Une expérience qui procédait du miracle.
Avais-je pris une drogue inconnue ?
L’époque n’était plus aux hippies mais je me servirais de ce revival pour la fin de mon livre californien. J’avais une idée de départ : deux personnages racontent leur rencontre sous un angle différent, les dialogues sont identiques sauf que leurs versions divergent — leurs pensées, leur état d’esprit au moment de cette confrontation, de manière à ce que tout les oppose. Restait à trouver les personnages qui peupleraient mes nuits de San Francisco.
Après une semaine d’exploration dans les rues de la ville, nous prîmes le chemin du Pacifique. Deux jours de descente en douceur le long des baies jadis sauvages où les écrivains en marge avaient semé leurs chefs-d’œuvre ; Big Sur et Brautigan, Kerouac, Ginsberg, nous les croisâmes tous sur la route, eux ou leurs fantômes. La littérature américaine avait bercé mes premiers pas d’écrivain-voyageur, c’était bon de les retrouver là, Jesus Lizard à fond dans le gros Chrysler de location — si vaste que même la Bête pouvait y faire des tourniquets avec ses pattes sans décapiter son voisin.
Nous avions un premier contact en Californie, Kate, qui construisait une maison dans la petite ville de Ojai, havre de paix et parc naturel à une centaine de kilomètres de Los Angeles, où les stars envoyaient leurs enfants à l’école à raison de cent mille dollars l’année — pour dix mille, les pauvres avaient le droit à l’école publique.

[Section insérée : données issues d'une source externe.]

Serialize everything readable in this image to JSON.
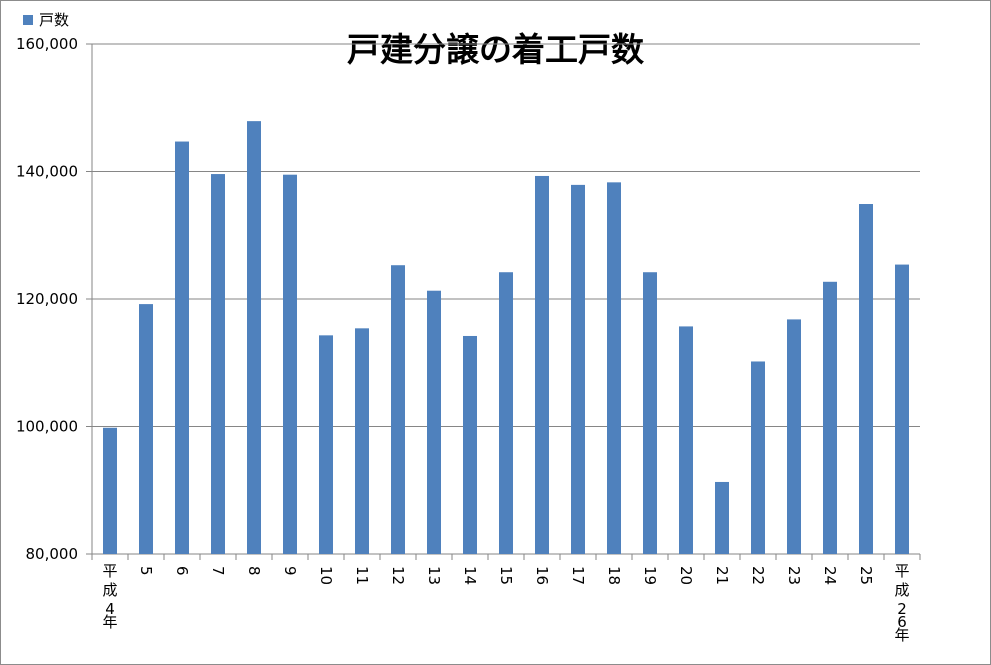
{
  "chart_data": {
    "type": "bar",
    "title": "戸建分譲の着工戸数",
    "categories": [
      "平成4年",
      "5",
      "6",
      "7",
      "8",
      "9",
      "10",
      "11",
      "12",
      "13",
      "14",
      "15",
      "16",
      "17",
      "18",
      "19",
      "20",
      "21",
      "22",
      "23",
      "24",
      "25",
      "平成26年"
    ],
    "series": [
      {
        "name": "戸数",
        "values": [
          99800,
          119200,
          144700,
          139600,
          147900,
          139500,
          114300,
          115400,
          125300,
          121300,
          114200,
          124200,
          139300,
          137900,
          138300,
          124200,
          115700,
          91300,
          110200,
          116800,
          122700,
          134900,
          125400
        ]
      }
    ],
    "ylim": [
      80000,
      160000
    ],
    "yticks": [
      "80,000",
      "100,000",
      "120,000",
      "140,000",
      "160,000"
    ],
    "ytick_values": [
      80000,
      100000,
      120000,
      140000,
      160000
    ],
    "grid": true,
    "legend_position": "top-left",
    "xlabel": "",
    "ylabel": ""
  },
  "colors": {
    "bar": "#4f81bd",
    "grid": "#868686",
    "axis": "#868686"
  }
}
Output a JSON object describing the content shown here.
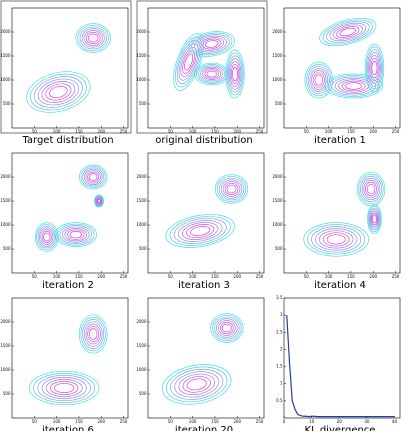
{
  "chart_data": [
    {
      "type": "contour",
      "caption": "Target distribution",
      "frame": true,
      "xlim": [
        0,
        260
      ],
      "ylim": [
        0,
        2500
      ],
      "xticks": [
        50,
        100,
        150,
        200,
        250
      ],
      "yticks": [
        500,
        1000,
        1500,
        2000
      ]
    },
    {
      "type": "contour",
      "caption": "original distribution",
      "frame": true,
      "xlim": [
        0,
        260
      ],
      "ylim": [
        0,
        2500
      ],
      "xticks": [
        50,
        100,
        150,
        200,
        250
      ],
      "yticks": [
        500,
        1000,
        1500,
        2000
      ]
    },
    {
      "type": "contour",
      "caption": "iteration 1",
      "frame": false,
      "xlim": [
        0,
        260
      ],
      "ylim": [
        0,
        2500
      ],
      "xticks": [
        50,
        100,
        150,
        200,
        250
      ],
      "yticks": [
        500,
        1000,
        1500,
        2000
      ]
    },
    {
      "type": "contour",
      "caption": "iteration 2",
      "frame": false,
      "xlim": [
        0,
        260
      ],
      "ylim": [
        0,
        2500
      ],
      "xticks": [
        50,
        100,
        150,
        200,
        250
      ],
      "yticks": [
        500,
        1000,
        1500,
        2000
      ]
    },
    {
      "type": "contour",
      "caption": "iteration 3",
      "frame": false,
      "xlim": [
        0,
        260
      ],
      "ylim": [
        0,
        2500
      ],
      "xticks": [
        50,
        100,
        150,
        200,
        250
      ],
      "yticks": [
        500,
        1000,
        1500,
        2000
      ]
    },
    {
      "type": "contour",
      "caption": "iteration 4",
      "frame": false,
      "xlim": [
        0,
        260
      ],
      "ylim": [
        0,
        2500
      ],
      "xticks": [
        50,
        100,
        150,
        200,
        250
      ],
      "yticks": [
        500,
        1000,
        1500,
        2000
      ]
    },
    {
      "type": "contour",
      "caption": "iteration 6",
      "frame": false,
      "xlim": [
        0,
        260
      ],
      "ylim": [
        0,
        2500
      ],
      "xticks": [
        50,
        100,
        150,
        200,
        250
      ],
      "yticks": [
        500,
        1000,
        1500,
        2000
      ]
    },
    {
      "type": "contour",
      "caption": "iteration 20",
      "frame": false,
      "xlim": [
        0,
        260
      ],
      "ylim": [
        0,
        2500
      ],
      "xticks": [
        50,
        100,
        150,
        200,
        250
      ],
      "yticks": [
        500,
        1000,
        1500,
        2000
      ]
    },
    {
      "type": "line",
      "caption": "KL divergence",
      "color": "#2a3ca8",
      "xlim": [
        0,
        42
      ],
      "ylim": [
        0,
        3.5
      ],
      "xticks": [
        0,
        10,
        20,
        30,
        40
      ],
      "yticks": [
        0.5,
        1,
        1.5,
        2,
        2.5,
        3,
        3.5
      ],
      "x": [
        1,
        2,
        3,
        4,
        5,
        6,
        7,
        8,
        9,
        10,
        11,
        12,
        13,
        14,
        15,
        16,
        17,
        18,
        19,
        20,
        21,
        22,
        23,
        24,
        25,
        26,
        27,
        28,
        29,
        30,
        31,
        32,
        33,
        34,
        35,
        36,
        37,
        38,
        39,
        40
      ],
      "values": [
        3.0,
        1.6,
        0.5,
        0.25,
        0.1,
        0.07,
        0.05,
        0.05,
        0.04,
        0.05,
        0.05,
        0.04,
        0.04,
        0.04,
        0.04,
        0.04,
        0.04,
        0.04,
        0.04,
        0.04,
        0.04,
        0.04,
        0.04,
        0.04,
        0.04,
        0.04,
        0.04,
        0.04,
        0.04,
        0.04,
        0.04,
        0.04,
        0.04,
        0.04,
        0.04,
        0.04,
        0.04,
        0.04,
        0.04,
        0.04
      ]
    }
  ]
}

Kate, une amie de Gros-Poto, ne nous avait jamais vus, ce qui ne l’empêcha pas de nous inviter tous les six dans la maison dont elle avait la charge. Elle était architecte, fille d’un émir texan du pétrole. Drôle, gaie, intelligente, généreuse, jolie, la blonde Kate avait vite fui le Texas pour vivre en Europe et revenait parfois sur la côte Ouest pour y construire des maisons pour des gens aisés. C’était le cas de cette bâtisse au milieu du maquis de Ojai, qui dominait une vallée écrasée de soleil. Nous étions les bienvenus, seulement priés de ne pas salir les lieux — Kate donnait les clés de la maison dans une semaine aux propriétaires, le temps de finir la déco.